Doctor to discuss: Doctor / qualified healthcare provider
Tests to discuss with doctor
  • Basic vital signs: temperature, pulse, blood pressure, oxygen level if needed
  • Relevant blood, urine, imaging, or specialist tests only after clinical assessment
Questions to ask
  • What is the most likely cause of my symptoms?
  • Which warning signs mean I should go to emergency care?
  • Which tests are really needed now?
  • Which medicines are safe for my age, pregnancy status, allergy, kidney/liver/stomach condition, and current medicines?

Emergency warning signs such as chest pain, severe breathing difficulty, sudden weakness, confusion, severe dehydration, major injury, or loss of bladder/bowel control need urgent medical care. Do not wait for online information.

Safe pathway to proper treatment

Care roadmap for: Subsartorial/ Hunter’s Canal – Structure, Function, Muscle

Use this simple roadmap to understand the next safe steps. It is educational and does not replace examination by a doctor.

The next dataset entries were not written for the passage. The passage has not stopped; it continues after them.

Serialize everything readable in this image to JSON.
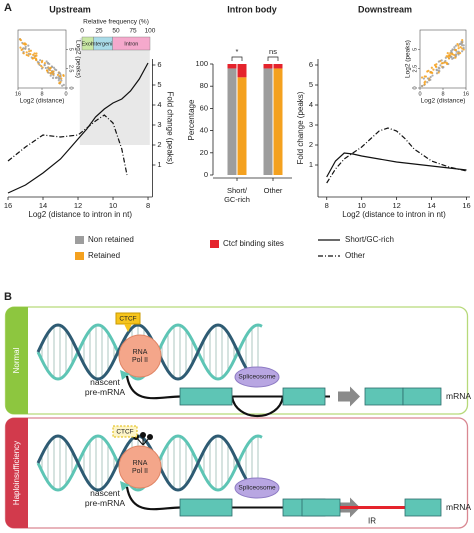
{
  "panel_labels": [
    "A",
    "B"
  ],
  "chart_data": [
    {
      "type": "line",
      "title": "Upstream",
      "x_label": "Log2 (distance to intron in nt)",
      "y_label": "Fold change (peaks)",
      "xlim": [
        16,
        7.75
      ],
      "xticks": [
        16,
        14,
        12,
        10,
        8
      ],
      "ylim": [
        -0.6,
        6.3
      ],
      "yticks": [
        1,
        2,
        3,
        4,
        5,
        6
      ],
      "y_axis_side": "right",
      "highlight_x": [
        11.9,
        7.9
      ],
      "frequency_bar": {
        "title": "Relative frequency (%)",
        "xlim": [
          0,
          100
        ],
        "xticks": [
          0,
          25,
          50,
          75,
          100
        ],
        "segments": [
          {
            "name": "Exon",
            "color": "#c9e8a4",
            "value": 17
          },
          {
            "name": "Intergenic",
            "color": "#a9dbe8",
            "value": 28
          },
          {
            "name": "Intron",
            "color": "#f5a9cc",
            "value": 55
          }
        ]
      },
      "inset": {
        "x_label": "Log2 (distance)",
        "y_label": "Log2 (peaks)",
        "xlim": [
          16,
          0
        ],
        "xticks": [
          16,
          8,
          0
        ],
        "ylim": [
          0,
          7.5
        ],
        "yticks": [
          0,
          2.5,
          5
        ],
        "y_axis_side": "right"
      },
      "series": [
        {
          "name": "Short/GC-rich",
          "style": "solid",
          "x": [
            16,
            15,
            14,
            13,
            12.5,
            12,
            11.5,
            11,
            10.5,
            10,
            9.5,
            9,
            8.5,
            8
          ],
          "values": [
            -0.4,
            0.0,
            0.6,
            1.3,
            1.8,
            2.3,
            2.8,
            3.4,
            3.8,
            4.1,
            4.3,
            4.7,
            5.3,
            6.1
          ]
        },
        {
          "name": "Other",
          "style": "dashdot",
          "x": [
            16,
            15,
            14,
            13,
            12,
            11,
            10.5,
            10,
            9.5,
            9.2
          ],
          "values": [
            1.2,
            1.9,
            2.5,
            2.4,
            2.5,
            3.2,
            3.5,
            3.1,
            1.8,
            0.5
          ]
        }
      ]
    },
    {
      "type": "bar",
      "title": "Intron body",
      "y_label": "Percentage",
      "categories": [
        "Short/\nGC-rich",
        "Other"
      ],
      "ylim": [
        0,
        100
      ],
      "yticks": [
        0,
        20,
        40,
        60,
        80,
        100
      ],
      "significance": [
        "*",
        "ns"
      ],
      "ctcf_name": "Ctcf binding sites",
      "ctcf_color": "#e5232c",
      "series": [
        {
          "name": "Non retained",
          "color": "#9d9d9d",
          "values": [
            96,
            96
          ],
          "ctcf": [
            4,
            4
          ]
        },
        {
          "name": "Retained",
          "color": "#f4a11f",
          "values": [
            88,
            96
          ],
          "ctcf": [
            12,
            4
          ]
        }
      ]
    },
    {
      "type": "line",
      "title": "Downstream",
      "x_label": "Log2 (distance to intron in nt)",
      "y_label": "Fold change (peaks)",
      "xlim": [
        7.5,
        16.2
      ],
      "xticks": [
        8,
        10,
        12,
        14,
        16
      ],
      "ylim": [
        -0.6,
        6.3
      ],
      "yticks": [
        1,
        2,
        3,
        4,
        5,
        6
      ],
      "y_axis_side": "left",
      "inset": {
        "x_label": "Log2 (distance)",
        "y_label": "Log2 (peaks)",
        "xlim": [
          0,
          16
        ],
        "xticks": [
          0,
          8,
          16
        ],
        "ylim": [
          0,
          7.5
        ],
        "yticks": [
          0,
          2.5,
          5
        ],
        "y_axis_side": "left"
      },
      "series": [
        {
          "style": "solid",
          "x": [
            8,
            8.5,
            9,
            9.5,
            10,
            11,
            12,
            13,
            14,
            15,
            16
          ],
          "values": [
            0.4,
            1.2,
            1.6,
            1.55,
            1.45,
            1.3,
            1.15,
            1.05,
            0.95,
            0.85,
            0.75
          ]
        },
        {
          "style": "dashdot",
          "x": [
            8,
            8.5,
            9,
            9.5,
            10,
            10.5,
            11,
            11.5,
            12,
            12.5,
            13,
            14,
            15,
            16
          ],
          "values": [
            0.1,
            0.8,
            1.3,
            1.6,
            1.9,
            2.3,
            2.7,
            2.85,
            2.7,
            2.3,
            1.8,
            1.2,
            0.9,
            0.7
          ]
        }
      ]
    }
  ],
  "panel_b": {
    "rows": [
      {
        "condition": "Normal",
        "strip_color": "#8dc63f",
        "border_color": "#b7d97a",
        "ctcf": "CTCF",
        "pol": "RNA\nPol II",
        "transcript": "nascent\npre-mRNA",
        "spliceosome": "Spliceosome",
        "product": "mRNA"
      },
      {
        "condition": "Haploinsufficiency",
        "strip_color": "#d23a4c",
        "border_color": "#d98892",
        "ctcf": "CTCF",
        "pol": "RNA\nPol II",
        "transcript": "nascent\npre-mRNA",
        "spliceosome": "Spliceosome",
        "product": "mRNA",
        "retained": "IR"
      }
    ]
  }
}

Go to emergency care if you notice:
  • Severe or rapidly worsening symptoms
  • Breathing difficulty, chest pain, fainting, confusion, severe weakness, major injury, or severe dehydration
Doctor / service to discuss: Qualified healthcare provider; specialist depends on symptoms and examination.
  1. Step 1

    Check danger signs first

    If danger signs are present, seek emergency care and do not wait for online information.

  2. Step 2

    Record the symptom story

    Write when symptoms started, severity, medicines already taken, allergies, pregnancy status, and test results.

  3. Step 3

    Visit a qualified clinician

    A doctor, nurse, or qualified healthcare provider can examine you and decide which tests or treatment are needed.

  4. Step 4

    Do only useful tests

    Do tests after clinical assessment. Avoid unnecessary tests, random antibiotics, or repeated medicines without diagnosis.

  5. Step 5

    Follow up and return early if worse

    If symptoms worsen, new warning signs appear, or treatment is not helping, return for review quickly.

Rural patient practical tips
  • Take a written symptom diary and all previous prescriptions/test reports.
  • Do not hide medicines already taken, even herbal or over-the-counter medicines.
  • Ask which warning signs mean urgent referral to hospital.

This roadmap is for education. A real diagnosis and treatment plan requires history, examination, and clinical judgment.